Congress also used this legislative vehicle to pass year end Medicare-related provisions impacting clinical GI, including items that ACG members advocated for during the April 2016 Washington D.C. fly-in, and throughout 2016.  One of ACG’s top legislative priorities for 2016 was to reduce reporting and administrative burdens associated with Meaningful Use.  Thank you ACG Members for your advocacy this year!  In the Cures bill:

  • Reducing EHR Reporting Burdens. The Cures bill requires that HHS work with specialty societies and stakeholders to reduce regulatory and administrative reporting burdens associated with EHRs (including participation in MIPS and APMs), as well as making EHRs more user-friendly and interoperable.
  • Excludes ASC services for Meaningful Use calculations. The Cures bill allows physicians who perform “substantially all” of their services in the ASC setting to claim an exclusion and avoid a Meaningful Use payment cut in 2017 and 2018. This exclusion also ends 3 years after HHS can determine that EHR technology is suitable for the ASC setting (ACG advocated for the Electronic Health Fairness Act of 2015, S. 1347; HR 887).

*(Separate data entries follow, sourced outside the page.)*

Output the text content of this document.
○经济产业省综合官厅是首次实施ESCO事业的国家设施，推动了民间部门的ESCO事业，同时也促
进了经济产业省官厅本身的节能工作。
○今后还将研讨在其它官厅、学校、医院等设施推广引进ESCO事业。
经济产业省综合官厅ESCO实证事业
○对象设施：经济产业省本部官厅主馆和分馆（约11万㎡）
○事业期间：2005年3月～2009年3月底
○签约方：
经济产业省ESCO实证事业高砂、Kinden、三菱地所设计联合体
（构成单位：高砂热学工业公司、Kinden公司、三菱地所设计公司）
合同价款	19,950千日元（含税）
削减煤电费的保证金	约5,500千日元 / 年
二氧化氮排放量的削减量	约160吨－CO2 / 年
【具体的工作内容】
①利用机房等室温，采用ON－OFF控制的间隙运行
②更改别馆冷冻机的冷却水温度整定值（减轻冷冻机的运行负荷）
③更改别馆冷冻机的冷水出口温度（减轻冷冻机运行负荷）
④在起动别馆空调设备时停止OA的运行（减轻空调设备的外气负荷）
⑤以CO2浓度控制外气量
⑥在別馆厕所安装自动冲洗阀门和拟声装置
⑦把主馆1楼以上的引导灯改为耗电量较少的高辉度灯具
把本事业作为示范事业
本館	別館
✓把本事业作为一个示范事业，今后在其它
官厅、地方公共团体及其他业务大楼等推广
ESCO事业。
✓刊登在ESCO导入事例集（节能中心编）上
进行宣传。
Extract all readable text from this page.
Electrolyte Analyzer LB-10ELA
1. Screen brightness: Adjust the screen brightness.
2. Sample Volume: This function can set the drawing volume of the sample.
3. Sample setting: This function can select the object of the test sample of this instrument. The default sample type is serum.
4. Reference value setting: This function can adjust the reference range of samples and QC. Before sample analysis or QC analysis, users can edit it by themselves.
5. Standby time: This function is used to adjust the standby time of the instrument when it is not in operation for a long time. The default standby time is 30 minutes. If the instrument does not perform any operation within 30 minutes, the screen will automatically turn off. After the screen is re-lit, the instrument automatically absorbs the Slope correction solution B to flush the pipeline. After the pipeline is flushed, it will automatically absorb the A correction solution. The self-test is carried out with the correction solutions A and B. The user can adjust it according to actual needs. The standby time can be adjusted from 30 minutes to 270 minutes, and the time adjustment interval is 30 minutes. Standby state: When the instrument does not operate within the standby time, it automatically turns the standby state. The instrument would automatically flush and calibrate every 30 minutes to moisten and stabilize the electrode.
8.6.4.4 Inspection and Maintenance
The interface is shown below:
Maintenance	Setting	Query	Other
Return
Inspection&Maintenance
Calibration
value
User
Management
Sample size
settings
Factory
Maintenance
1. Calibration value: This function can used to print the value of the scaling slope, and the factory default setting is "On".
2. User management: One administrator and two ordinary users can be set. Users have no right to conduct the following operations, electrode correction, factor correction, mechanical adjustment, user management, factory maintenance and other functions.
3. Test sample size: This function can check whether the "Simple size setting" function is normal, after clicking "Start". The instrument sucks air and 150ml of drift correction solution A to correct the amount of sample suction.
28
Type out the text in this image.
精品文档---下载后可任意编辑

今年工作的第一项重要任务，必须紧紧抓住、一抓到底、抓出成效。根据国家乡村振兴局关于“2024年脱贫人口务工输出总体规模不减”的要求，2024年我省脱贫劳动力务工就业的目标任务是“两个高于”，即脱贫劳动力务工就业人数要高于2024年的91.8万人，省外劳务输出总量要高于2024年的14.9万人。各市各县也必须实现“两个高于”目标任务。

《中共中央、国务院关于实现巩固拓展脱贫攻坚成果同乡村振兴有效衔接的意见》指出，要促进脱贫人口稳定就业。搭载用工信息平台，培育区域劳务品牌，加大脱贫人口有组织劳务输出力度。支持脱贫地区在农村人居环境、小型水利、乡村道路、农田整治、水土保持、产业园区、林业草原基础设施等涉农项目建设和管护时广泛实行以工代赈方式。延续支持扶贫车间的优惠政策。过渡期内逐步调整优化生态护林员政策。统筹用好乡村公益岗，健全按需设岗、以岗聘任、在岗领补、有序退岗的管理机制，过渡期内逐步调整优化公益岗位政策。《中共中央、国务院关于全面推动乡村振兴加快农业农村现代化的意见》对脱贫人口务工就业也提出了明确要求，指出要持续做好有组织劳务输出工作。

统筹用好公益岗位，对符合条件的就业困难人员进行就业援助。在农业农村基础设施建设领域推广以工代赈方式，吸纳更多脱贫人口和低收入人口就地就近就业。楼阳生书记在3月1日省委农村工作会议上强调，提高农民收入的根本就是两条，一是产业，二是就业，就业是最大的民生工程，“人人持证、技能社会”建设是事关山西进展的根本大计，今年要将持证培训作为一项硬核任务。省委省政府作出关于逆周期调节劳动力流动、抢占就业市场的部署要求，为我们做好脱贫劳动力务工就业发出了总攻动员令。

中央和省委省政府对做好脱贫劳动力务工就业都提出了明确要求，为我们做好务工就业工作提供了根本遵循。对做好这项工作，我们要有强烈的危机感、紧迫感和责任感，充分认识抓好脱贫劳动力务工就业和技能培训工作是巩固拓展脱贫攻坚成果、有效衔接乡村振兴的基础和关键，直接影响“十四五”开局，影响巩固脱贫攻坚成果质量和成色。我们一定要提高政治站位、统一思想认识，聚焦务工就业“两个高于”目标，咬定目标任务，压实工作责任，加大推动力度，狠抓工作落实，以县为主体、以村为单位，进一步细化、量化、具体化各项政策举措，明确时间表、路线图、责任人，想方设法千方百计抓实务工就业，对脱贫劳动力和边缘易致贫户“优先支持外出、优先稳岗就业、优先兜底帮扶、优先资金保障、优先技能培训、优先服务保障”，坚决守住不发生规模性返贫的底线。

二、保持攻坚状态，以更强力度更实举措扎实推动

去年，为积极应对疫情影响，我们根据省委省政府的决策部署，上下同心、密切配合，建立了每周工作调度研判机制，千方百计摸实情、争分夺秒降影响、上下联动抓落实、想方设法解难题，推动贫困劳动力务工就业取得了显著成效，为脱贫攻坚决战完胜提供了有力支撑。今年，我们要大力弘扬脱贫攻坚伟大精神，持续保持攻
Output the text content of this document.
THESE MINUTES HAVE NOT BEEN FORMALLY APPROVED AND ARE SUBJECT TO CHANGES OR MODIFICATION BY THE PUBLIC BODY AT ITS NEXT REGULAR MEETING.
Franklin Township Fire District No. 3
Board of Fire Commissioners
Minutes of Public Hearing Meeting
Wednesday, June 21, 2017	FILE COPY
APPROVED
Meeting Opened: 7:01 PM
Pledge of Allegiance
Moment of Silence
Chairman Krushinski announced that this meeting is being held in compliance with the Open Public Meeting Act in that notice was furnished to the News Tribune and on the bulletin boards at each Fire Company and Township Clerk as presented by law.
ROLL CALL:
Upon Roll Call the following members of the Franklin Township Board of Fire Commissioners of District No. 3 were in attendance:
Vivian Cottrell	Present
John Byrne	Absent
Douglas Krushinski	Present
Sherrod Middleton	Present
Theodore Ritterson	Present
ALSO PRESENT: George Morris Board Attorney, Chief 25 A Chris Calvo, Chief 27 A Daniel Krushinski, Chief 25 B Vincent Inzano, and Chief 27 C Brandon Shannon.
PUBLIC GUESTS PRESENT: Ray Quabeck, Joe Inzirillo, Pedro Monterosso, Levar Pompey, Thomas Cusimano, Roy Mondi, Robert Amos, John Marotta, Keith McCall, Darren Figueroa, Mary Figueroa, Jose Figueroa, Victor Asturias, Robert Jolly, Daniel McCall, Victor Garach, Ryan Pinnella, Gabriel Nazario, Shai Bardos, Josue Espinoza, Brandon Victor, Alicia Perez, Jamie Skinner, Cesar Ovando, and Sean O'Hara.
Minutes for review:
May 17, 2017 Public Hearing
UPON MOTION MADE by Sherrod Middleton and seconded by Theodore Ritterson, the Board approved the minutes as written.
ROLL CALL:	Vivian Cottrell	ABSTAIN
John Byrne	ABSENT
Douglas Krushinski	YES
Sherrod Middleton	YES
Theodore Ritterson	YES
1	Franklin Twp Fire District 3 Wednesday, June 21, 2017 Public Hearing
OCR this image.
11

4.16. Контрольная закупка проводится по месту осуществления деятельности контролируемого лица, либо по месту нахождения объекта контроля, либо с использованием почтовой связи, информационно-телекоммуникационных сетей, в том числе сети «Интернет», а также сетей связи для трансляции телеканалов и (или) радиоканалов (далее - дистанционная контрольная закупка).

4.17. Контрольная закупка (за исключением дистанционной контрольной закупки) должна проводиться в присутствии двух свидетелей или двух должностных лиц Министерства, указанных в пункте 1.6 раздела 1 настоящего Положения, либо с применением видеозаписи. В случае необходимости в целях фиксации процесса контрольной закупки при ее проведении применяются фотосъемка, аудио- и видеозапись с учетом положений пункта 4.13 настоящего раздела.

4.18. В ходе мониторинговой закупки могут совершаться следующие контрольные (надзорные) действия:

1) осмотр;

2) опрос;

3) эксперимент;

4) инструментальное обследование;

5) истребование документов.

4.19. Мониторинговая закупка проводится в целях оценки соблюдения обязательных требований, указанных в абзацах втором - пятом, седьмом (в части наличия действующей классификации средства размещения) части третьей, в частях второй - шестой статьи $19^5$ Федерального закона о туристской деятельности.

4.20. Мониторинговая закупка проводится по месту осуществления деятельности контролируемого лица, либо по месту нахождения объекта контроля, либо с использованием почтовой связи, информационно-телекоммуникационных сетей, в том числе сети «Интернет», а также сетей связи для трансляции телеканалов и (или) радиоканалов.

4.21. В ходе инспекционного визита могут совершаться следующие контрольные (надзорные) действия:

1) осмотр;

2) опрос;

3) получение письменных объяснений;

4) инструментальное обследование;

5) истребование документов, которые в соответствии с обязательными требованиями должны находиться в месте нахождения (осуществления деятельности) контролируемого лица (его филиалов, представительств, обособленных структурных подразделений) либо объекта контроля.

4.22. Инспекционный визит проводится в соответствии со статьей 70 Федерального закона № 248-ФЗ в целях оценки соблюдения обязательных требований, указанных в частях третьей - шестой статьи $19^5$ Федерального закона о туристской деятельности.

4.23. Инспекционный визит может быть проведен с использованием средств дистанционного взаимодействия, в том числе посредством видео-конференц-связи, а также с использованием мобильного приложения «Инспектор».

Does this exclusion carry over to MIPS?  See the “MACRA Tidbit” below.

  • Improves transparency of Medicare local coverage determinations. The Cures bill requires Medicare contractors to publicly post information on Medicare’s website regarding proposed local coverage determinations, and the rationale of such decisions, 45 days prior to the policy becoming effective (ACG Governors have heard from many ACG members on local contractor issues, and conveyed these issues to policymakers).
  • Medicare site-of-service price transparency. The Cures bill requires HHS to publish a comparison of cost-sharing for services performed in the ASC vs. the hospital outpatient department (similar to provisions in a bill ACG advocated for, the Ambulatory Surgical Center Quality and Access Act of 2015, S. 2071; HR 1453).
  • Guidance on cleaning and reprocessing medical devices. The Cures bills requires HHS to publish a list of reusable devices, together with cleaning and repossessing instructions as well as validation data.  HHS must also provide guidance regarding when a premarket notification under section 510(k) is required if there are changes to the device.

The primary focus of the Cures bill:

  • Funding for medical research and approvals: Provides $4.8 billion over 10 years to the NIH for disease research and precision medicine. Also provides $500 million over 10 years to the FDA to improve the drug and device approval process.  Provides $1 billion over 2 years for state grants to respond to opioid abuse.
  • Reducing research application administrative burdens: Requires HHS to review and streamline policies related to conflict of interest and financial disclosure for NIH research grants.
  • Fostering collaboration: Requires HHS (NIH, FDA, others) to develop policies that foster research and data sharing, as well as to convene working groups to increase and enhance research partnerships.
  • Other FDA: the bill requires patient experience data when drugs are approved, requires better pathways to shorten drug development timeframes, better guidance documents on clinical trial models during new drug applications, and establishes a “breakthrough” pathway for medical devices.
  • Other: Hospital off-campuses in “mid-build”: Previous legislation prevents hospitals from receiving the outpatient facility fee for offices off-campus.  The Cures bill provides an exemption for off-campus offices that are in “mid build,” or for those hospitals having a binding agreement to construct offices prior to November 15, 2015.